Eine besondere Rolle spielt dabei, dass im Landkreis Harz über 6600 Kinder unter 15 Jahren in Armut leben (Quelle: Der PARITÄTISCHE Sachen-Anhalt). 

Bereits seit 1995 gab es im Landkreis Wernigerode den Familien- und Sozialpass sowie im Landkreis Quedlinburg den Kulturpass. Durch das Engagement der Kreisverwaltung Wernigerode in Zusammenarbeit mit den Städten und Gemeinden wurde ein effektives, in der Praxis bewährtes Verfahren zur organisatorischen Abwicklung geschaffen.

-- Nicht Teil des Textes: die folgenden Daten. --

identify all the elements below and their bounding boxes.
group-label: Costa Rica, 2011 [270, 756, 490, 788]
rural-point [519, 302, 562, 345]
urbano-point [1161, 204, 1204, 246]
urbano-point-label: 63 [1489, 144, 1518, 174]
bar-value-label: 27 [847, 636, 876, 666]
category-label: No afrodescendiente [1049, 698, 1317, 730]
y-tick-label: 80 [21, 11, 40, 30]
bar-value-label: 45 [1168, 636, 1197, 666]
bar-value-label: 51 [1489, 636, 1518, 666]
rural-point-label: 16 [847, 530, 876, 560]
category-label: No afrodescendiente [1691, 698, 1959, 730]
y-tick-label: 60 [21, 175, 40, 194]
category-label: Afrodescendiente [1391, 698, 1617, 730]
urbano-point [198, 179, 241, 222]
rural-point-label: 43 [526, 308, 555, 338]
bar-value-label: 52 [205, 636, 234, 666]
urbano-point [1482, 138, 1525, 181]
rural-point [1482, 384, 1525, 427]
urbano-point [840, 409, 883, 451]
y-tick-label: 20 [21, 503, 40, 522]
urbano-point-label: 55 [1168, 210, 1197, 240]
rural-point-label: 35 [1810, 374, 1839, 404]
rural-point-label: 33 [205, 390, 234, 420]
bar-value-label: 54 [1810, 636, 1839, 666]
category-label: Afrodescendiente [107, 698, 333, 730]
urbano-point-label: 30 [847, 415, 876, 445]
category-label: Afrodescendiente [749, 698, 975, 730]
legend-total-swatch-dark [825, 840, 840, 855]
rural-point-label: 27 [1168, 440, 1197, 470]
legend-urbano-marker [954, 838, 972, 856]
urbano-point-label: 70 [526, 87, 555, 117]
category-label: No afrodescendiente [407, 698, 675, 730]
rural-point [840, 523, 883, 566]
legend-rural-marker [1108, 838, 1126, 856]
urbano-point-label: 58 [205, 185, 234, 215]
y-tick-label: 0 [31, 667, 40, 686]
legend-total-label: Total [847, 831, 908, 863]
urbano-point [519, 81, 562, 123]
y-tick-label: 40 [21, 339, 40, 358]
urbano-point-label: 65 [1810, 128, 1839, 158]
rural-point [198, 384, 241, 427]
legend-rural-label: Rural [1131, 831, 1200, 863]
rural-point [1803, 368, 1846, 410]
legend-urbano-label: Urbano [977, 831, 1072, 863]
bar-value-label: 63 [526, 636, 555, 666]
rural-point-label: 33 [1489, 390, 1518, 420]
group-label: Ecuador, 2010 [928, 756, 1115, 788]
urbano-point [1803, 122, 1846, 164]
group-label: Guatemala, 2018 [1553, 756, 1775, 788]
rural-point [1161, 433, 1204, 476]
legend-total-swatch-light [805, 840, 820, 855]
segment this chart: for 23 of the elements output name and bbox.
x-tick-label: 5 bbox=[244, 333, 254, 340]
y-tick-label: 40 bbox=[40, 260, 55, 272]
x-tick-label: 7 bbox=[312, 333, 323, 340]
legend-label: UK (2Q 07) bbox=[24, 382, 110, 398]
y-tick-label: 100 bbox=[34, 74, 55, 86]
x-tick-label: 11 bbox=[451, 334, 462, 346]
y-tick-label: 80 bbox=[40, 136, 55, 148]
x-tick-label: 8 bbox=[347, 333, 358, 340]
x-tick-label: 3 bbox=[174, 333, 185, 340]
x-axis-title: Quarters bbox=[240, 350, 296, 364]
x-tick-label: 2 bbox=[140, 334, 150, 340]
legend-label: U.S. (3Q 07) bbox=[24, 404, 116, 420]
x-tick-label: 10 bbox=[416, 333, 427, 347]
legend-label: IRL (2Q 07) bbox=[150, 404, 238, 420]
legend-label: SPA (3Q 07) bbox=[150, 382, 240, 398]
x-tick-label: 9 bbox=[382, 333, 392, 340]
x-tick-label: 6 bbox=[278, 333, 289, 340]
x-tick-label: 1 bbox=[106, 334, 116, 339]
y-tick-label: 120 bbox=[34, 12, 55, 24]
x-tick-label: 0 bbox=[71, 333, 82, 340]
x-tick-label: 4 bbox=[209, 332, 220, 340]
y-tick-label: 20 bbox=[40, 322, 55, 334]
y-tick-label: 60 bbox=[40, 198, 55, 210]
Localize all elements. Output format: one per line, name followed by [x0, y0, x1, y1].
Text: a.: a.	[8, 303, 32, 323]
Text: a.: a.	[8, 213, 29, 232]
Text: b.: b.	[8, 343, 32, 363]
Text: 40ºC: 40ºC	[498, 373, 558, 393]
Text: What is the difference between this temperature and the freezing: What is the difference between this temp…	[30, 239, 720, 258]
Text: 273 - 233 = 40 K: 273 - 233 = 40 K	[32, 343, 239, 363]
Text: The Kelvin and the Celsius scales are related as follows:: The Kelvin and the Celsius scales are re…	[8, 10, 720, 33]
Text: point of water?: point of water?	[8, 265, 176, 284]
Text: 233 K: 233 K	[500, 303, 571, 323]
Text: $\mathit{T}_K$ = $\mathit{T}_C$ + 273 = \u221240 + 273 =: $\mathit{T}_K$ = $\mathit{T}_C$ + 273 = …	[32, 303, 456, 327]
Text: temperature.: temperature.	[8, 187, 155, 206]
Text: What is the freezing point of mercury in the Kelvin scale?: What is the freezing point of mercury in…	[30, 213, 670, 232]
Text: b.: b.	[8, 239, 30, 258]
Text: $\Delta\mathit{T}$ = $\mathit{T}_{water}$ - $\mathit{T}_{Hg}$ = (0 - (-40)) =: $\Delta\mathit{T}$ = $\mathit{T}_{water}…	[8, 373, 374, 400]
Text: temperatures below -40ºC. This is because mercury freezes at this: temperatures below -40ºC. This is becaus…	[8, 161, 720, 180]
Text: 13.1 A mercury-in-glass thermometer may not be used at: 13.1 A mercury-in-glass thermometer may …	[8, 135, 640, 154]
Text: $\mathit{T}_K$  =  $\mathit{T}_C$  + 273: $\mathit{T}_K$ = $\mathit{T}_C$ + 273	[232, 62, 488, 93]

Der Pass in Wernigerode kommt, von minimalen Verwaltungsaufwendungen abgesehen, ohne finanzielle Zuschüsse durch den Kreishaushalt aus. Erfahrungen besagen darüber hinaus, dass eine zum halben Preis gekaufte Eintrittskarte für eine ohnehin geöffnete Einrichtung besser ist als eine nicht gekaufte.
Am 01.06.2005 hat der Kreistag Wernigerode die neuen Richtlinien zur Vergabe (Anpassung an die Einführung SGB II und SGB XII) ohne Gegenstimme beschlossen. Auf dieser Grundlage nutzen zurzeit 1927 Personen im Bereich des ehemaligen Landkreises den Sozial- und Familienpass.
Die Ausweitung des Passes auf den Landkreis Harz würde auch einen Beitrag zum besseren Kennen lernen der neuen Möglichkeiten im größeren Landkreis leisten.